Making the most out of it
Making the most out of this tool is important. Much like all testing, it’s important to stay on top of this. To make it a critical part of each ticket, something easy to perform, with as little setup as possible. This is why I personally use Chromatic, I have tried other tools with little success. There are other options such as Cypress or Playwright. These are frontend automation testing/e2e testing tools, however, you can use them to test components. In my setup, I was unable to get them to work with our tooling and we relied so heavily on Storybook anyway that it made sense to use a zero-config tool like Chromatic. If you have Cypress already you could use their ‘Component’ testing, coupled with a package that takes snapshots, comparing them between commits. This gets you some of the way there, but Chromatic just takes the stories and runs a pixel-perfect match on them without any setup. Moving on from Cypress, you could also do a similar thing with Playwright, but again I struggled to get this working with Playwright, so your mileage may vary.
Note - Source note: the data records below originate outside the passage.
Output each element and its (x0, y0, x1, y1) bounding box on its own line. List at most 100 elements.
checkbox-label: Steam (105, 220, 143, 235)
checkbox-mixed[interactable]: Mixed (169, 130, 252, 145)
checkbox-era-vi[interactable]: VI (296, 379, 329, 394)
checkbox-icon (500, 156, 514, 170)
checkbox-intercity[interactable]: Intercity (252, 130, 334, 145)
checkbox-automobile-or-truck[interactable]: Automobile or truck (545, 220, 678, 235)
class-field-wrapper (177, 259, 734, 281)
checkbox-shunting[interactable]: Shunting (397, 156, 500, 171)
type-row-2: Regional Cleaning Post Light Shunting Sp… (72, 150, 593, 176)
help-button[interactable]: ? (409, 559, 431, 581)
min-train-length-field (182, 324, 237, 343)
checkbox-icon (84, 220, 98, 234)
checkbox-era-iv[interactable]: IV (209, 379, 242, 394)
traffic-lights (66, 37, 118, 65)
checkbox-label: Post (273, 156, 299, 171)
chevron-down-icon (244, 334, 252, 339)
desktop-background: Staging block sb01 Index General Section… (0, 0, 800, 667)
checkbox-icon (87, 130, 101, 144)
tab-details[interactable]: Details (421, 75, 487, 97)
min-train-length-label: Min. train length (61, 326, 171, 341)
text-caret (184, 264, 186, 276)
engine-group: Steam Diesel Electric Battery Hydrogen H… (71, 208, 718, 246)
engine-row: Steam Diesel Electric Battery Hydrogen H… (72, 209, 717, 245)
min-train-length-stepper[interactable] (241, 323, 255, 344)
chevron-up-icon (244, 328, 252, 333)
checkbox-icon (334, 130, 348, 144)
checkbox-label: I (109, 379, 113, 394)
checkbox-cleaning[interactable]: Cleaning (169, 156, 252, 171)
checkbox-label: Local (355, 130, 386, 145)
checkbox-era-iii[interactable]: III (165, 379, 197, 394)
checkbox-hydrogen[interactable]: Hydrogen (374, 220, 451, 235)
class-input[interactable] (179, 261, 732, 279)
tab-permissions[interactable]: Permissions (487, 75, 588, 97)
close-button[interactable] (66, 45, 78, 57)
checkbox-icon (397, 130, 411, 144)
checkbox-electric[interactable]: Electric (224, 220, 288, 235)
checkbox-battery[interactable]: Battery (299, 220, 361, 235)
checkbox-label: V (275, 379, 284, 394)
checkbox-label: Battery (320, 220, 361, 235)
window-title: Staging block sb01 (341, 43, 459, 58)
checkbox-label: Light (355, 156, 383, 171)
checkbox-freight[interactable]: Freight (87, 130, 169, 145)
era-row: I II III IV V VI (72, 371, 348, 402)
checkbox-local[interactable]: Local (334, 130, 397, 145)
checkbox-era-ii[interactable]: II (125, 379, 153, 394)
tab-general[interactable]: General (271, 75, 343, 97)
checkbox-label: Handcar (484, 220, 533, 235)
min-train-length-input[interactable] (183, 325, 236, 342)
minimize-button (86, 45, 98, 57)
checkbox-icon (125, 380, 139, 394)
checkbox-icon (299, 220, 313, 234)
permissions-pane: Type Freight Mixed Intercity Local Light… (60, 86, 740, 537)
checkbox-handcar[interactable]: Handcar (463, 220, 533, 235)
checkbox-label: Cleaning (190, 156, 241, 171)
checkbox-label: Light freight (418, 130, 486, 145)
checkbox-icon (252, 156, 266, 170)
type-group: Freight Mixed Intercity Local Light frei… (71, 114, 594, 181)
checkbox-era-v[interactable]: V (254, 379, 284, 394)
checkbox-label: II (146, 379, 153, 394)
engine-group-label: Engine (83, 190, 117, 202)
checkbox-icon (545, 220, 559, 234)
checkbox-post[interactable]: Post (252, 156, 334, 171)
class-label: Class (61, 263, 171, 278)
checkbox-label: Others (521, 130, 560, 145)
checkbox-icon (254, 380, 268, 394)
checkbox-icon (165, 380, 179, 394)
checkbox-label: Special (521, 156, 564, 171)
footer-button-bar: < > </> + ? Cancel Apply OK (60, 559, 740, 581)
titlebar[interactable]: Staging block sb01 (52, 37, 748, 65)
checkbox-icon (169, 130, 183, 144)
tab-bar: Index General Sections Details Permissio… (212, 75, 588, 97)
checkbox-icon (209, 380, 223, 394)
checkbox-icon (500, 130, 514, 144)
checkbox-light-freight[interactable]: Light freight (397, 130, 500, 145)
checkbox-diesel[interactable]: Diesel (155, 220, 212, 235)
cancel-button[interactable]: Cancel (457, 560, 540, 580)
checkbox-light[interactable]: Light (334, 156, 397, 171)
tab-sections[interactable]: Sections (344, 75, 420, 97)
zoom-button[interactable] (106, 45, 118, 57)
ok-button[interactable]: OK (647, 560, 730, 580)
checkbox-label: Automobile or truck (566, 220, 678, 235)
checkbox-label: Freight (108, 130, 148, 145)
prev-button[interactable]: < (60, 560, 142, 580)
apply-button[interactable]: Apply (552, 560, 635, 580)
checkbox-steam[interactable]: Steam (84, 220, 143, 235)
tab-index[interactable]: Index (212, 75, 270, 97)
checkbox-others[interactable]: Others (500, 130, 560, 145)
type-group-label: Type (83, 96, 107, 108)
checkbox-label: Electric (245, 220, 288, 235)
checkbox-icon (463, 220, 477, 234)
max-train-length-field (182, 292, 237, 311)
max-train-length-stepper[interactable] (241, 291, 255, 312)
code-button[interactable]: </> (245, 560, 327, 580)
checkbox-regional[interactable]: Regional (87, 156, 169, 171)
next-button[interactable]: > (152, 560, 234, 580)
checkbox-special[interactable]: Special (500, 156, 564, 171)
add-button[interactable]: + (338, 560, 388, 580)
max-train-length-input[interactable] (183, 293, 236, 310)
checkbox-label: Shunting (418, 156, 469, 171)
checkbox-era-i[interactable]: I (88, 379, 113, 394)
I would like to note that Cypress and Playwright are primarily used for e2e testing, their component testing capabilities are new or only semi-supported.
Below are some examples of how you can see the differences between two instances of a component. In this example, I made a PR with some changes to the header component. Not only did it show me the differences between the header stories, but it also highlighted the differences that other stories had as a result of the header changes. This is tremendous in making sure a small change doesn’t cascade into many other areas.
Each time you create a PR you can have your stories tested and if they change you can make sure they should have changed. This goes a step further if you then use it with a designer. The designer can look at the end result of your PR, and approve or make suggestions based on anything they see. Each PR also gets a shareable link to send a version of that storybook to others. This could be used to send to a manager or a lead to verify the end result.
As you can see the benefits of testing are quite substantial. In my example, all I did was change the size of a button and “accidentally” added an extra g to the word log. These are all things that could easily happen as you go about your PR. A human struggle to notice this, in fact, if it's a header it might simply shift the content of the page down a few pixels. A computer can see this without an issue and at PR time it’s clearly highlighted to you.
When building libraries such as a component library, this kind of investment into visual regression testing is critical. Furthermore, it’s going to save hundreds of hours of developer time as well as make it easier for new developers to not break an existing design. In summary: Visual regression testing gives you the safety net much like other forms of testing do.